Een veilige start verhoogt het welbevinden van de jongere en is vaak bepalend voor een verder verloop van het schooljaar en voor de relaties met de leraren.
2.2
Leren leven: de zorg voor de persoon
2.2.1
Psychosociale zorg voor leerlingen
Ook zorg en zorgverbreding uit de basisschool stoppen niet aan de poort van ‘de grote school’. Gegevens van leerlingen die in het basisonderwijs een specifieke zorg genoten hebben, moeten kunnen doorstromen naar de eerste graad. Dat gebeurt best tijdens het intakegesprek met de ouders, dat zorgvuldig met de zorgbegeleiders in de basisschool werd voorbereid 5 . Om zorg en begeleiding op elkaar af te stemmen is er ook overleg nodig met leraren uit de derde graad van het basisonderwijs. Op die manier bouwt de eerste graad van het secundair onderwijs verder aan de opvang en de begeleiding van leerlingen met sociale en emotionele noden. Uitgaande van het pedagogische project van het Katholiek Onderwijs voor een brede persoonlijkheidsvorming en het grote belang van waardevorming hierin, en van de vakoverstijgende eindtermen (sociale vaardigheden, burgerzin, gezondheidseducatie) is het vanzelfsprekend jongeren te begeleiden in hun brede sociale en emotionele vorming. De afgelopen 10 jaar hebben scholen geïnvesteerd in de uitbouw hiervan en werden er creatieve werkwijzen bedacht. Vanuit een psycho-sociale zorg wordt gewerkt aan de versterking van het zelfvertrouwen, de persoonlijkheidsontwikkeling, de sociale en emotionele vaardigheden, het nemen van verantwoordelijkheid en het moreel en religieus zingeven. Volgende aspecten verdienen daarbij zeker de aandacht: •
verschillende communicatievormen leren hanteren,
•
sociale netwerken uitbreiden en onderhouden,
•
leren omgaan met groepsdruk,
5
Mededeling van 24 maart 2005 betreffende “Overmaken van relevante leerlingengegevens van het basisonderwijs naar het secundair onderwijs met het oog op het voortzetten van zorgbreed onderwijs” (M-VVKSO-2005-040).

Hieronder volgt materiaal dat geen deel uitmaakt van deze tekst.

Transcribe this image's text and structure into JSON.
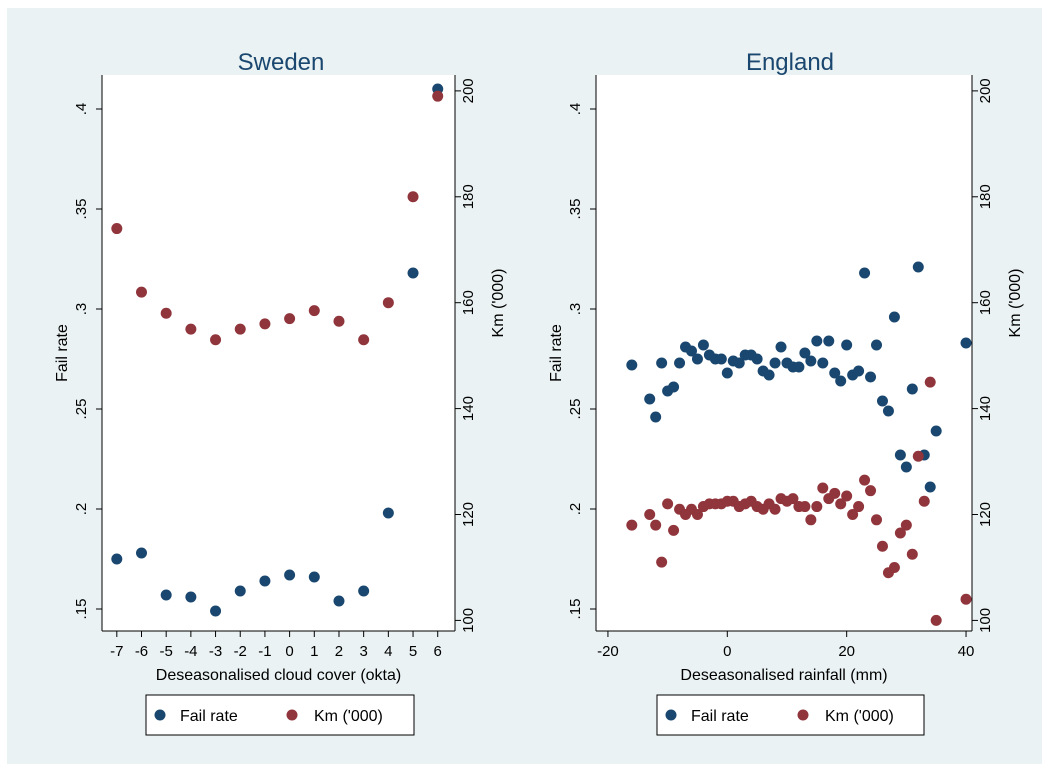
{
  "colors": {
    "background": "#eaf2f3",
    "plot_area": "#ffffff",
    "title": "#1a476f",
    "series_fail": "#1a476f",
    "series_km": "#90353b"
  },
  "chart_data": [
    {
      "type": "scatter",
      "title": "Sweden",
      "xlabel": "Deseasonalised cloud cover (okta)",
      "ylabel": "Fail rate",
      "y2label": "Km ('000)",
      "xlim": [
        -7.6,
        6.7
      ],
      "ylim": [
        0.139,
        0.417
      ],
      "y2lim": [
        98.0,
        203.0
      ],
      "xticks": [
        -7,
        -6,
        -5,
        -4,
        -3,
        -2,
        -1,
        0,
        1,
        2,
        3,
        4,
        5,
        6
      ],
      "yticks": [
        0.15,
        0.2,
        0.25,
        0.3,
        0.35,
        0.4
      ],
      "ytick_labels": [
        ".15",
        ".2",
        ".25",
        ".3",
        ".35",
        ".4"
      ],
      "y2ticks": [
        100,
        120,
        140,
        160,
        180,
        200
      ],
      "ytick_rotation": -90,
      "grid": false,
      "legend": "bottom",
      "series": [
        {
          "name": "Fail rate",
          "axis": "left",
          "x": [
            -7,
            -6,
            -5,
            -4,
            -3,
            -2,
            -1,
            0,
            1,
            2,
            3,
            4,
            5,
            6
          ],
          "y": [
            0.175,
            0.178,
            0.157,
            0.156,
            0.149,
            0.159,
            0.164,
            0.167,
            0.166,
            0.154,
            0.159,
            0.198,
            0.318,
            0.41
          ]
        },
        {
          "name": "Km ('000)",
          "axis": "right",
          "x": [
            -7,
            -6,
            -5,
            -4,
            -3,
            -2,
            -1,
            0,
            1,
            2,
            3,
            4,
            5,
            6
          ],
          "y": [
            174,
            162,
            158,
            155,
            153,
            155,
            156,
            157,
            158.5,
            156.5,
            153,
            160,
            180,
            199
          ]
        }
      ]
    },
    {
      "type": "scatter",
      "title": "England",
      "xlabel": "Deseasonalised rainfall (mm)",
      "ylabel": "Fail rate",
      "y2label": "Km ('000)",
      "xlim": [
        -22,
        41
      ],
      "ylim": [
        0.139,
        0.417
      ],
      "y2lim": [
        98.0,
        203.0
      ],
      "xticks": [
        -20,
        0,
        20,
        40
      ],
      "yticks": [
        0.15,
        0.2,
        0.25,
        0.3,
        0.35,
        0.4
      ],
      "ytick_labels": [
        ".15",
        ".2",
        ".25",
        ".3",
        ".35",
        ".4"
      ],
      "y2ticks": [
        100,
        120,
        140,
        160,
        180,
        200
      ],
      "ytick_rotation": -90,
      "grid": false,
      "legend": "bottom",
      "series": [
        {
          "name": "Fail rate",
          "axis": "left",
          "x": [
            -16,
            -13,
            -12,
            -11,
            -10,
            -9,
            -8,
            -7,
            -6,
            -5,
            -4,
            -3,
            -2,
            -1,
            0,
            1,
            2,
            3,
            4,
            5,
            6,
            7,
            8,
            9,
            10,
            11,
            12,
            13,
            14,
            15,
            16,
            17,
            18,
            19,
            20,
            21,
            22,
            23,
            24,
            25,
            26,
            27,
            28,
            29,
            30,
            31,
            32,
            33,
            34,
            35,
            40
          ],
          "y": [
            0.272,
            0.255,
            0.246,
            0.273,
            0.259,
            0.261,
            0.273,
            0.281,
            0.279,
            0.275,
            0.282,
            0.277,
            0.275,
            0.275,
            0.268,
            0.274,
            0.273,
            0.277,
            0.277,
            0.275,
            0.269,
            0.267,
            0.273,
            0.281,
            0.273,
            0.271,
            0.271,
            0.278,
            0.274,
            0.284,
            0.273,
            0.284,
            0.268,
            0.264,
            0.282,
            0.267,
            0.269,
            0.318,
            0.266,
            0.282,
            0.254,
            0.249,
            0.296,
            0.227,
            0.221,
            0.26,
            0.321,
            0.227,
            0.211,
            0.239,
            0.283
          ]
        },
        {
          "name": "Km ('000)",
          "axis": "right",
          "x": [
            -16,
            -13,
            -12,
            -11,
            -10,
            -9,
            -8,
            -7,
            -6,
            -5,
            -4,
            -3,
            -2,
            -1,
            0,
            1,
            2,
            3,
            4,
            5,
            6,
            7,
            8,
            9,
            10,
            11,
            12,
            13,
            14,
            15,
            16,
            17,
            18,
            19,
            20,
            21,
            22,
            23,
            24,
            25,
            26,
            27,
            28,
            29,
            30,
            31,
            32,
            33,
            34,
            35,
            40
          ],
          "y": [
            118,
            120,
            118,
            111,
            122,
            117,
            121,
            120,
            121,
            120,
            121.5,
            122,
            122,
            122,
            122.5,
            122.5,
            121.5,
            122,
            122.5,
            121.5,
            121,
            122,
            121,
            123,
            122.5,
            123,
            121.5,
            121.5,
            119,
            121.5,
            125,
            123,
            124,
            122,
            123.5,
            120,
            121.5,
            126.5,
            124.5,
            119,
            114,
            109,
            110,
            116.5,
            118,
            112.5,
            131,
            122.5,
            145,
            100,
            104
          ]
        }
      ]
    }
  ],
  "legend": {
    "items": [
      {
        "label": "Fail rate",
        "color": "#1a476f"
      },
      {
        "label": "Km ('000)",
        "color": "#90353b"
      }
    ]
  }
}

9 2005-11-30 – M-VVKSO-2005-158
•
inzicht verwerven in en leren omgaan met macht- en onmachtsituaties,
•
conflicthantering,
•
omgaan met verschillen,
•
bewust worden van stereotypen en vooroordelen,
•
omgaan met en benoemen van emoties,
•
zelfvertrouwen versterken, omgaan met angst,
•
op basis van empathie rekening houden met anderen,
•
zelfbewustzijn, zelfcontrole en zelfregulering,
•
rationele en irrationele reacties leren herkennen.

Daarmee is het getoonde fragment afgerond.